Saylor explains the mNAV calculation and the role of convertible debt, while the debate over dilution at Strategy keeps heating up.

Michael Saylor Highlights Strategy’s mNAV Complexity and Confusion Over Dilution

Key Takeaways

  • Michael Saylor said Strategy’s mNAV can include multiple valuation frameworks and may cover convertible debt, common stock, and preferred stock.
  • Saylor said issuing shares for cash is not automatically dilutive, because shareholders get a real asset in return.
  • He pointed to the addition of about $100 million in dollar reserves, bringing Strategy’s total reserves to around $1 billion.

The debate over recent capital dilution at Strategy (MSTR) got fresh attention at BTC Prague, where Executive Chairman Michael Saylor and Jack Mallers, CEO of Strike and Twenty One Capital, shared their views on the company’s valuation and how its complex capital structure affects investors.
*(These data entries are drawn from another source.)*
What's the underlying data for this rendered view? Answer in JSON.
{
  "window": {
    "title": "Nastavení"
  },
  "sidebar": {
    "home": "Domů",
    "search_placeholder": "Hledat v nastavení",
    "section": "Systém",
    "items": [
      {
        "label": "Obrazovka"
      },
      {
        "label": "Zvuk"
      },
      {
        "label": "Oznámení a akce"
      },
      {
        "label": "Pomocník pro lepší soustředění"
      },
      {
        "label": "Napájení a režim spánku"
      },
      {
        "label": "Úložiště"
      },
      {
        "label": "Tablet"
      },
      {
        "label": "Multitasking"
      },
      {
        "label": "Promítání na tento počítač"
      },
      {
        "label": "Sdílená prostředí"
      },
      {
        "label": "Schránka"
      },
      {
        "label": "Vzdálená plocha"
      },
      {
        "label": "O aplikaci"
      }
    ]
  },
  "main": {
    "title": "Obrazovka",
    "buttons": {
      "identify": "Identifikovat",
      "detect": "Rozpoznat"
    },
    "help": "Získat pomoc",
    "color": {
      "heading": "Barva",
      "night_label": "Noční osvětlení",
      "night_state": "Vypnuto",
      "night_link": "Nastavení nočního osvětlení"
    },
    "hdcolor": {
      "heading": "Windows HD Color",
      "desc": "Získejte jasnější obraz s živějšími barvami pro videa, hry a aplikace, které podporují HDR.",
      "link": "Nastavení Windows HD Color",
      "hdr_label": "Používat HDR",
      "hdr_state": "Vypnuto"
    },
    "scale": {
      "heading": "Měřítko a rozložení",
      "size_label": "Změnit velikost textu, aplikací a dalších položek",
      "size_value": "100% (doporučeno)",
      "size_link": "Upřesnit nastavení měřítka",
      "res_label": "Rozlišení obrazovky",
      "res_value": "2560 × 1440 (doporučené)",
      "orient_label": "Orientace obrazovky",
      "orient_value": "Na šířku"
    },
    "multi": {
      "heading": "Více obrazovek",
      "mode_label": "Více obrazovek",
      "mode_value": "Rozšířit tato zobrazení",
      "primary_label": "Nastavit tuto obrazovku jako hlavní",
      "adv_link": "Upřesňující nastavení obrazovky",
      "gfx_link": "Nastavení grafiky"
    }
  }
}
Different Views on mNAV and Valuation

Mallers asked Saylor about his definition of multiple-to-net asset value (mNAV), a metric some investors use to value Strategy. That also takes into account convertible debt that is currently not in the money, which means it is not expected to convert at the current share price of about $115 (€100). Saylor said mNAV can be calculated by including the face value of convertible debt, common stock, and preferred stock. He stressed, though, that mNAV is only one of several valuation frameworks. Other methods, like gross assets per share and net assets per share, may exclude preferred stock or convertible debt. According to Saylor, the difference in approach matters less when debt and preferred stock make up a small part of total assets.

Issuing Shares for Cash Is Not Automatically Dilutive

A major sticking point in the debate was whether issuing shares for cash automatically dilutes existing shareholders. Saylor said that does not have to be the case, because shareholders receive a tangible asset in return for their shares, such as cash or Bitcoin. In his view, raising capital strengthens the balance sheet, expands the capital base, and improves the company’s credit profile. As an example, he pointed to the recent addition of about $100 million (€86.7 million) to Strategy’s U.S. dollar reserves, bringing the total to around $1 billion (€0.9 billion). This strategy fits with Saylor’s broader view that Bitcoin is a better store of value than traditional cash reserves, and that using smart leverage through convertible bonds allows Strategy to raise capital at low interest rates for more Bitcoin purchases.

Why It Matters for European Investors

For European investors, the debate over mNAV and dilution at Strategy can offer a look at how complex capital structures and financial instruments affect the valuation and risks of companies that invest in Bitcoin. It also highlights the importance of taking a more nuanced approach when evaluating these kinds of businesses, especially given the use of convertible debt and its impact on future share issuance and balance sheet strength.